When it comes to serving younger clients, financial advisory firms tend either to dabble in it with whatever leftover resources they have or take a whole-hog approach through something like the XY Planning Network.
But that wasn't going to cut it for The Johnston Group, which is why the $500 million Minneapolis-based firm created a separate Foundations platform to target clients who didn't fit into the firm's traditional market of older, wealthier investors.
"My opinion was if we could start with a younger group of clients and have them understand that it's all about managing their cash flow intelligently, then they would be wealthier clients in the future and we would be expanding generationally," said Brad Johnston, the firm's founder.
The Johnston Group was founded 24 years ago, but the dedicated focus on clients who are just getting their feet wet in investing dates back just two years, when some of the younger advisers at the firm convinced Mr. Johnston to experiment with working with clients who might not generate a lot of revenue for the firm.

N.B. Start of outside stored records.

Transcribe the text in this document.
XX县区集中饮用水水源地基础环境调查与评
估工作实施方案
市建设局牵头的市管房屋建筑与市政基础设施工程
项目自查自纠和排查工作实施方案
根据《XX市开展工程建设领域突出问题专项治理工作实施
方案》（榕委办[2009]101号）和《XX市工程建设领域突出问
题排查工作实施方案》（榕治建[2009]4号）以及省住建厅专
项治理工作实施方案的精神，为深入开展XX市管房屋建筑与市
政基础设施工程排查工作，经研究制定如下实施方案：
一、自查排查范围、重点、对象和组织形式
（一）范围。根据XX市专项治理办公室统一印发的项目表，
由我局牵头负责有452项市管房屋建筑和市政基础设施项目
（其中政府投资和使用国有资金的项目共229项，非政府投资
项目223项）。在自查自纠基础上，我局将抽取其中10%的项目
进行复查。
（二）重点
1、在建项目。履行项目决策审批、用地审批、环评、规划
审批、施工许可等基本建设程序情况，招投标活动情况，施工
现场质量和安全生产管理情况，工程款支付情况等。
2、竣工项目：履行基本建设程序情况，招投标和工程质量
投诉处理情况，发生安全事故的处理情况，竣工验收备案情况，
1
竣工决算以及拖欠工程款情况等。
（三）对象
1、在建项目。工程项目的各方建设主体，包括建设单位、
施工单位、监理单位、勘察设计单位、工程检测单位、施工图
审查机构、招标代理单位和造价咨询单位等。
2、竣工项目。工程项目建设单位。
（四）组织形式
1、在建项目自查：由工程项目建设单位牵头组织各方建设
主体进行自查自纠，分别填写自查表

The result was the Foundations platform, which starts with a comprehensive financial plan that costd clients between $500 and $1,500. From there, any assets are funneled to Charles Schwab's Intelligent Portfolios robo platform, which The Johnston Group white labels and accesses through its custodial relationship with Schwab.
"We see advisors leveraging the automated investing solution as a means to serve smaller accounts in a more scalable way,"said Jessica Heffron, vice president for client experience at Schwab Advisor Services. "We also have advisors who are actively using the IIP platform as a growth engine for their firm. These firms have created a differentiated offering for investors who may not be ready yet for their full wealth management offer."
The Foundations platform has grown to more than 100 clients. And with an average account size of $50,000, the platform has added $5 million to the robo-platform, for which The Johnston Group charges 60 basis points on assets under management.
Fees for the platform compare the firm's traditional family office planning fees of 1% up to the first $1 million, which include breakpoints down to 40 basis points for accounts over $10 million.
Mike Giefer, one of the advisers who helped put together the Foundations platform after making the case to the firm's leaders, said the platform benefits both younger clients and younger advisers working with those clients.
"I do appreciate Brad's commitment to this effort," Mr. Giefer said. "I've heard from other younger advisers that have been told by firm owners that they aren't going to let them spend time looking for clients that aren't generating revenue."
Of the firm's six client-facing professionals, half are in their mid-30s or younger. Mr. Giefer said that was the driving force behind the Foundations effort, which now includes a chief innovation officer to expand the social media and marketing push to help reach the target market of younger investors.
The investing side of the Foundations platform involves 12 different customizable portfolios that are built and managed on Schwab's robo-platform.
But Mr. Johnston said the value goes way beyond whatever asset management fees the firm can take in.
"I don't think there's much good advice being delivered to young people, and this is an antidote to the sales culture that's out there," he said. "But it's also a business proposition, so we had to do something that would make them want to write a check."
On that note, Mr. Johnston proudly boasts of the firm's policy of refunding the cost of the initial financial plan to anyone who feels they didn't benefit from it.
"At the wirehouses, where it's all about size and scale, they understand that planning is an important part of building relationships, but I don't think they feel an accountability," he said. "We wanted an accountability mentality, so we're accountable to making you understand everything you need to understand and that you will be able to make effective decisions. And if that is not true, then you get your money back."